Herzensprojekte fest im Blick

Professor Dr. Peter Schwarz ist der zukünftige Präsident der IDF

BRÜSSEL.  Mit Professor Dr. Peter Schwarz ist im Dezember 2022 erstmals ein Deutscher zum nächsten Präsidenten der International Diabetes Federation (IDF) gewählt worden. Die ­verbleibenden zwei Jahre bis zum Beginn seiner Amtszeit will der Diabetesforscher vom Paul-Langerhans-Institut Dresden (PLID) nutzen, um Herzensprojekte anzuschieben.
 

Prof. Dr. med. Peter Schwarz/privat

Ein zentrales Anliegen ist es ihm, für Menschen mit Diabetes in aller Welt den Zugang zu lebenswichtigen Medikamenten wie Insulin zu erleichtern. „Wenn wir in Deutschland jammern, dann immer auf sehr hohem Niveau. Aber anderswo sterben Kinder, weil ihre Eltern sich das Insulin nicht leisten können. Und so lange das so ist, haben wir unsere Aufgabe nicht erfüllt“, erklärt der frisch gewählte President-Elect, der in der Amtszeit 2024/2025 auf Prof. Akhtar Hussain von der Universität Oslo folgen wird.

Um einen besseren Überblick über den Status quo zu bekommen, möchte Prof. Dr. Schwarz einen jährlichen Diabetes-Survey ins Leben rufen, an dem sich Menschen mit Diabetes und ihre Ärzt*innen aus möglichst vielen Ländern beteiligen. „Ich stelle mir vor, dass die erhobenen Daten dann jeweils zum Weltdiabetestag veröffentlicht und allen engagierten Ärzten und Patientenvertretern zur Verfügung gestellt werden, damit sie ihre jeweiligen Regierungen zum Handeln antreiben können“, erzählt der Diabetesforscher und ergänzt: „Bei HIV hat das bereits gut funktioniert. Da haben Patientenorganisationen entsprechende Daten erhoben und ihren Regierungen vorgelegt.“
Daneben steht die Digitalisierung ganz oben auf Prof. Schwarz’ Agenda, die hierzulande erst relativ spät vorangetrieben wurde – auch wenn Deutschland mit der Entwicklung von DiGA inzwischen Vorreiter ist. In den Ländern des globalen Südens hat die Digitalisierung aber noch einen ganz anderen Stellenwert. 

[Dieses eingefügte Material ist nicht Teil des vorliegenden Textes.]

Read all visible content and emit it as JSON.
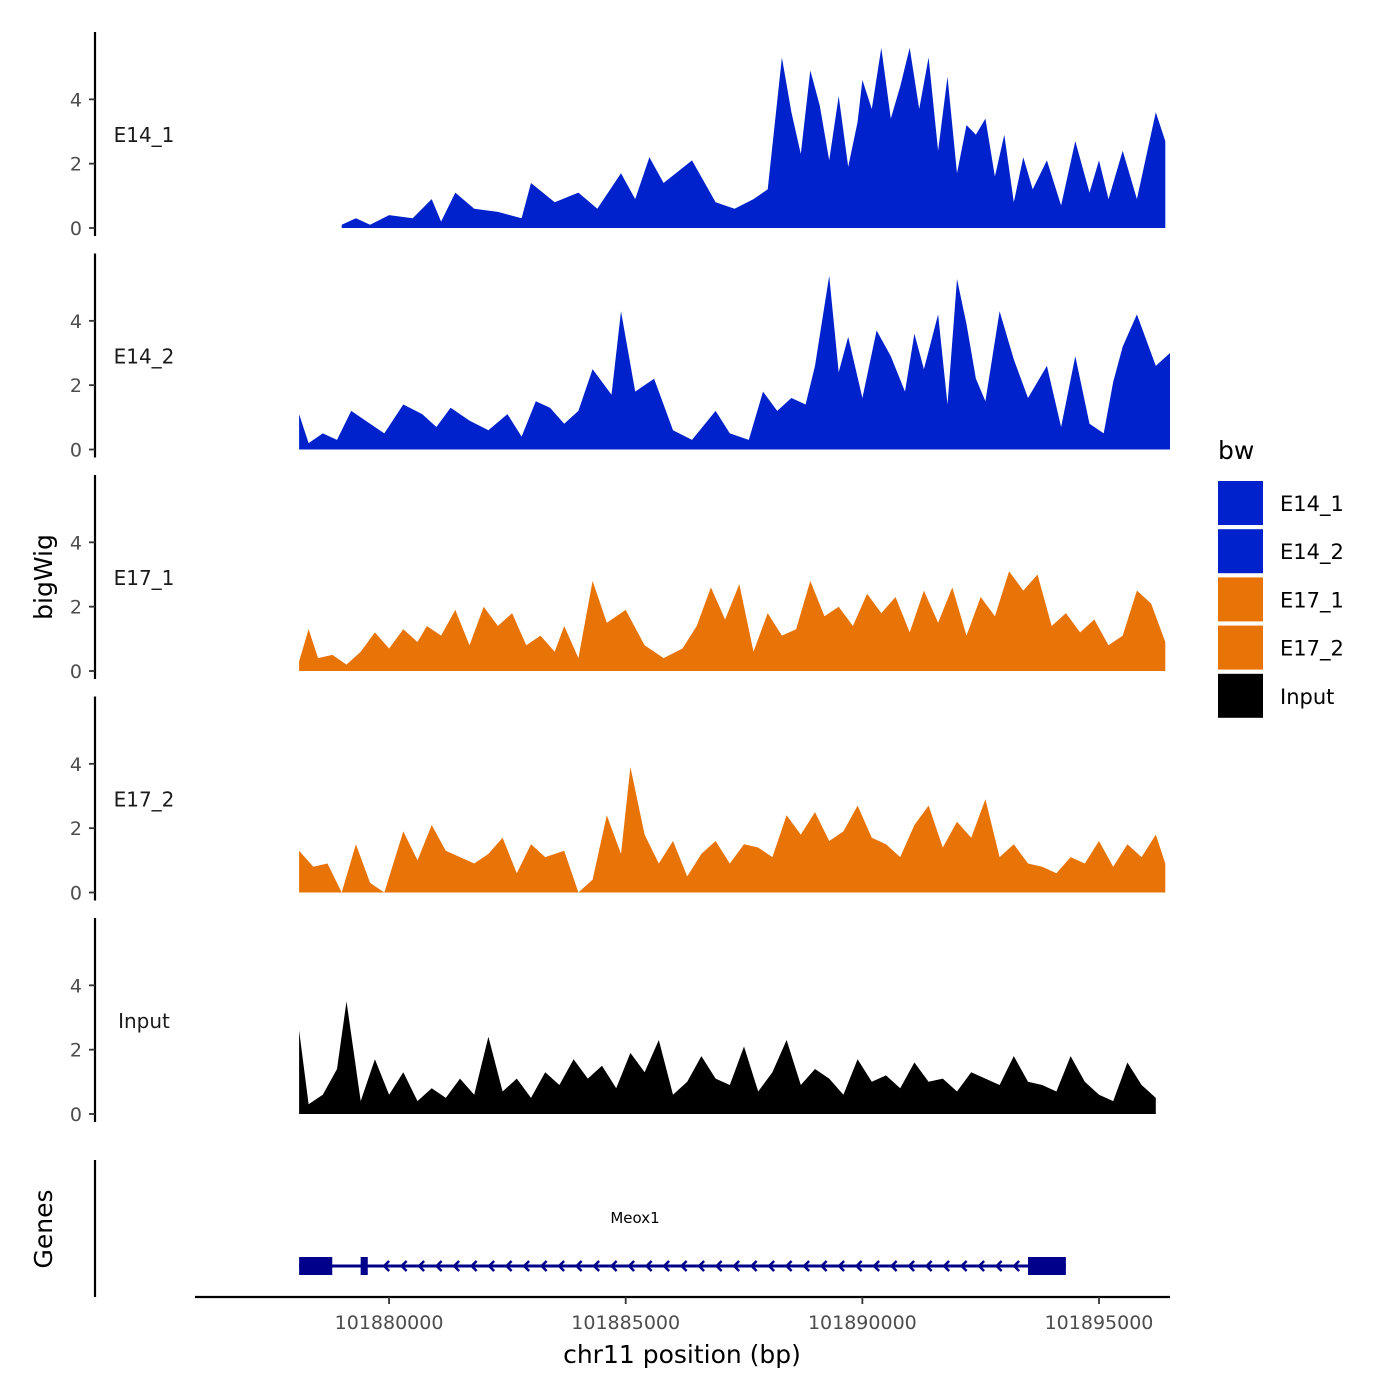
{
  "chart_data": {
    "type": "area",
    "ylabel": "bigWig",
    "xlabel": "chr11 position (bp)",
    "xlim": [
      101875900,
      101896500
    ],
    "ylim": [
      0,
      6
    ],
    "y_ticks": [
      0,
      2,
      4
    ],
    "x_ticks": [
      101880000,
      101885000,
      101890000,
      101895000
    ],
    "x_tick_labels": [
      "101880000",
      "101885000",
      "101890000",
      "101895000"
    ],
    "legend": {
      "title": "bw",
      "position": "right",
      "entries": [
        {
          "label": "E14_1",
          "color": "#0022cc"
        },
        {
          "label": "E14_2",
          "color": "#0022cc"
        },
        {
          "label": "E17_1",
          "color": "#e87306"
        },
        {
          "label": "E17_2",
          "color": "#e87306"
        },
        {
          "label": "Input",
          "color": "#000000"
        }
      ]
    },
    "series": [
      {
        "name": "E14_1",
        "color": "#0022cc",
        "x": [
          101879000,
          101879300,
          101879600,
          101880000,
          101880500,
          101880900,
          101881100,
          101881400,
          101881800,
          101882300,
          101882800,
          101883000,
          101883500,
          101884000,
          101884400,
          101884900,
          101885200,
          101885500,
          101885800,
          101886400,
          101886900,
          101887300,
          101887700,
          101888000,
          101888300,
          101888500,
          101888700,
          101888900,
          101889100,
          101889300,
          101889500,
          101889700,
          101889900,
          101890000,
          101890200,
          101890400,
          101890600,
          101890800,
          101891000,
          101891200,
          101891400,
          101891600,
          101891800,
          101892000,
          101892200,
          101892400,
          101892600,
          101892800,
          101893000,
          101893200,
          101893400,
          101893600,
          101893900,
          101894200,
          101894500,
          101894800,
          101895000,
          101895200,
          101895500,
          101895800,
          101896200,
          101896400
        ],
        "values": [
          0.1,
          0.3,
          0.1,
          0.4,
          0.3,
          0.9,
          0.2,
          1.1,
          0.6,
          0.5,
          0.3,
          1.4,
          0.8,
          1.1,
          0.6,
          1.7,
          0.9,
          2.2,
          1.4,
          2.1,
          0.8,
          0.6,
          0.9,
          1.2,
          5.3,
          3.6,
          2.3,
          4.9,
          3.8,
          2.1,
          4.1,
          1.9,
          3.3,
          4.6,
          3.7,
          5.6,
          3.4,
          4.4,
          5.6,
          3.7,
          5.3,
          2.4,
          4.7,
          1.7,
          3.2,
          2.9,
          3.4,
          1.6,
          2.9,
          0.8,
          2.2,
          1.2,
          2.1,
          0.7,
          2.7,
          1.1,
          2.1,
          0.9,
          2.4,
          0.9,
          3.6,
          2.7
        ]
      },
      {
        "name": "E14_2",
        "color": "#0022cc",
        "x": [
          101878100,
          101878300,
          101878600,
          101878900,
          101879200,
          101879600,
          101879900,
          101880300,
          101880700,
          101881000,
          101881300,
          101881700,
          101882100,
          101882500,
          101882800,
          101883100,
          101883400,
          101883700,
          101884000,
          101884300,
          101884700,
          101884900,
          101885200,
          101885600,
          101886000,
          101886400,
          101886900,
          101887200,
          101887600,
          101887900,
          101888200,
          101888500,
          101888800,
          101889000,
          101889300,
          101889500,
          101889700,
          101890000,
          101890300,
          101890600,
          101890900,
          101891100,
          101891300,
          101891600,
          101891800,
          101892000,
          101892200,
          101892400,
          101892600,
          101892900,
          101893200,
          101893500,
          101893900,
          101894200,
          101894500,
          101894800,
          101895100,
          101895300,
          101895500,
          101895800,
          101896200,
          101896500
        ],
        "values": [
          1.1,
          0.2,
          0.5,
          0.3,
          1.2,
          0.8,
          0.5,
          1.4,
          1.1,
          0.7,
          1.3,
          0.9,
          0.6,
          1.1,
          0.4,
          1.5,
          1.3,
          0.8,
          1.2,
          2.5,
          1.7,
          4.3,
          1.8,
          2.2,
          0.6,
          0.3,
          1.2,
          0.5,
          0.3,
          1.8,
          1.2,
          1.6,
          1.4,
          2.6,
          5.4,
          2.4,
          3.5,
          1.6,
          3.7,
          2.9,
          1.8,
          3.6,
          2.5,
          4.2,
          1.4,
          5.3,
          3.9,
          2.2,
          1.5,
          4.3,
          2.8,
          1.6,
          2.6,
          0.7,
          2.9,
          0.8,
          0.5,
          2.1,
          3.2,
          4.2,
          2.6,
          3.0
        ]
      },
      {
        "name": "E17_1",
        "color": "#e87306",
        "x": [
          101878100,
          101878300,
          101878500,
          101878800,
          101879100,
          101879400,
          101879700,
          101880000,
          101880300,
          101880600,
          101880800,
          101881100,
          101881400,
          101881700,
          101882000,
          101882300,
          101882600,
          101882900,
          101883200,
          101883500,
          101883700,
          101884000,
          101884300,
          101884600,
          101885000,
          101885400,
          101885800,
          101886200,
          101886500,
          101886800,
          101887100,
          101887400,
          101887700,
          101888000,
          101888300,
          101888600,
          101888900,
          101889200,
          101889500,
          101889800,
          101890100,
          101890400,
          101890700,
          101891000,
          101891300,
          101891600,
          101891900,
          101892200,
          101892500,
          101892800,
          101893100,
          101893400,
          101893700,
          101894000,
          101894300,
          101894600,
          101894900,
          101895200,
          101895500,
          101895800,
          101896100,
          101896400
        ],
        "values": [
          0.3,
          1.3,
          0.4,
          0.5,
          0.2,
          0.6,
          1.2,
          0.7,
          1.3,
          0.9,
          1.4,
          1.1,
          1.9,
          0.8,
          2.0,
          1.4,
          1.8,
          0.8,
          1.1,
          0.6,
          1.4,
          0.4,
          2.8,
          1.5,
          1.9,
          0.8,
          0.4,
          0.7,
          1.4,
          2.6,
          1.6,
          2.7,
          0.6,
          1.8,
          1.1,
          1.3,
          2.8,
          1.7,
          2.0,
          1.4,
          2.4,
          1.8,
          2.3,
          1.2,
          2.5,
          1.5,
          2.6,
          1.1,
          2.3,
          1.7,
          3.1,
          2.5,
          3.0,
          1.4,
          1.8,
          1.2,
          1.6,
          0.8,
          1.1,
          2.5,
          2.1,
          0.9
        ]
      },
      {
        "name": "E17_2",
        "color": "#e87306",
        "x": [
          101878100,
          101878400,
          101878700,
          101879000,
          101879300,
          101879600,
          101879900,
          101880300,
          101880600,
          101880900,
          101881200,
          101881500,
          101881800,
          101882100,
          101882400,
          101882700,
          101883000,
          101883300,
          101883700,
          101884000,
          101884300,
          101884600,
          101884900,
          101885100,
          101885400,
          101885700,
          101886000,
          101886300,
          101886600,
          101886900,
          101887200,
          101887500,
          101887800,
          101888100,
          101888400,
          101888700,
          101889000,
          101889300,
          101889600,
          101889900,
          101890200,
          101890500,
          101890800,
          101891100,
          101891400,
          101891700,
          101892000,
          101892300,
          101892600,
          101892900,
          101893200,
          101893500,
          101893800,
          101894100,
          101894400,
          101894700,
          101895000,
          101895300,
          101895600,
          101895900,
          101896200,
          101896400
        ],
        "values": [
          1.3,
          0.8,
          0.9,
          0.0,
          1.5,
          0.3,
          0.0,
          1.9,
          1.0,
          2.1,
          1.3,
          1.1,
          0.9,
          1.2,
          1.7,
          0.6,
          1.5,
          1.1,
          1.3,
          0.0,
          0.4,
          2.4,
          1.2,
          3.9,
          1.8,
          0.9,
          1.6,
          0.5,
          1.2,
          1.6,
          0.9,
          1.5,
          1.4,
          1.1,
          2.4,
          1.8,
          2.5,
          1.6,
          1.9,
          2.7,
          1.7,
          1.5,
          1.1,
          2.1,
          2.7,
          1.4,
          2.2,
          1.7,
          2.9,
          1.1,
          1.5,
          0.9,
          0.8,
          0.6,
          1.1,
          0.9,
          1.6,
          0.8,
          1.5,
          1.1,
          1.8,
          0.9
        ]
      },
      {
        "name": "Input",
        "color": "#000000",
        "x": [
          101878100,
          101878300,
          101878600,
          101878900,
          101879100,
          101879400,
          101879700,
          101880000,
          101880300,
          101880600,
          101880900,
          101881200,
          101881500,
          101881800,
          101882100,
          101882400,
          101882700,
          101883000,
          101883300,
          101883600,
          101883900,
          101884200,
          101884500,
          101884800,
          101885100,
          101885400,
          101885700,
          101886000,
          101886300,
          101886600,
          101886900,
          101887200,
          101887500,
          101887800,
          101888100,
          101888400,
          101888700,
          101889000,
          101889300,
          101889600,
          101889900,
          101890200,
          101890500,
          101890800,
          101891100,
          101891400,
          101891700,
          101892000,
          101892300,
          101892600,
          101892900,
          101893200,
          101893500,
          101893800,
          101894100,
          101894400,
          101894700,
          101895000,
          101895300,
          101895600,
          101895900,
          101896200
        ],
        "values": [
          2.6,
          0.3,
          0.6,
          1.4,
          3.5,
          0.4,
          1.7,
          0.6,
          1.3,
          0.4,
          0.8,
          0.5,
          1.1,
          0.6,
          2.4,
          0.7,
          1.1,
          0.5,
          1.3,
          0.9,
          1.7,
          1.1,
          1.5,
          0.8,
          1.9,
          1.3,
          2.3,
          0.6,
          1.0,
          1.8,
          1.1,
          0.9,
          2.1,
          0.7,
          1.3,
          2.3,
          0.9,
          1.4,
          1.1,
          0.6,
          1.7,
          1.0,
          1.2,
          0.8,
          1.6,
          1.0,
          1.1,
          0.7,
          1.3,
          1.1,
          0.9,
          1.8,
          1.0,
          0.9,
          0.7,
          1.8,
          1.0,
          0.6,
          0.4,
          1.6,
          0.9,
          0.5
        ]
      }
    ],
    "genes_track": {
      "title": "Genes",
      "genes": [
        {
          "name": "Meox1",
          "strand": "-",
          "start": 101878100,
          "end": 101894300,
          "exons": [
            [
              101878100,
              101878800
            ],
            [
              101879400,
              101879550
            ],
            [
              101893500,
              101894300
            ]
          ]
        }
      ]
    }
  }
}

Diabetesversorgung in Pakistan: anders, aber gut
„In afrikanischen Staaten ist die medizinische Versorgung zwar schlechter als bei uns, doch die IT-Infrastruktur ist häufig besser – und fast alle Menschen nutzen ein Smartphone.“ Als Mitgründer einer Diabetes-App in Ruanda weiß Prof. Schwarz, dass es manchmal die ganz einfachen Dinge sehr wirksam sind. „Wir waren noch nie so nah dran an unseren Patienten wie jetzt, wo bei jedem ein Smartphone in der Hosentasche steckt.“ Für diese Menschen sind „Digiceuticals“ – digitale Hilfsmittel, die ein ähnlich großes Potenzial zur Verbesserung von Gesundheit haben wie Arzneimittel – eine Möglichkeit, ihren Diabetes zu behandeln. „In Karachi zum Beispiel leben 22 Millionen Menschen, doch es gibt nur eine einzige Diabetesklinik. Und in ganz Pakistan arbeiten nicht mehr als 120 Diabetesberater“, so Prof.  Schwarz, der gerade aus Pakistan zurückgekehrt ist. „Doch auch dort gibt es eine gute Diabetesversorgung – auch wenn sie anders aussieht als bei uns.“ 

Ebendiese Vielfalt der Versorgungssysteme und die Perspektive internationaler Kolleg*innen kennenzulernen, macht für ihn den besonderen Reiz der Arbeit für die IDF aus. „In Pakistan etwa hat der Ministerpräsident das Ziel ausgegeben, dass in 20 Jahren niemand mehr seinen Typ-2-Diabetes mit Insulin behandeln muss“, erzählt Prof. Schwarz, „das ist ein ganz starkes Statement in Richtung Prävention! Eine Welt ohne Typ-2-Diabetes ist ein nicht komplett unrealistisches Ziel, dafür will ich mich gern ebenfalls einsetzen.“

So arbeitet die IDF
Sitz der International Diabetes Federation (IDF) ist Brüssel. Hier arbeitet ein 20-köpfiges Team daran, die Ziele des amtierenden Vorstands umzusetzen. Konkrete Projekte realisiert die IDF über ihre sieben großen Regionalgesellschaften. Globale Partner sind u.a. die Weltgesundheitsorganisation (WHO), die Vereinten Nationen und die Allianz Nichtübertragbare Krankheiten (NCD Alliance).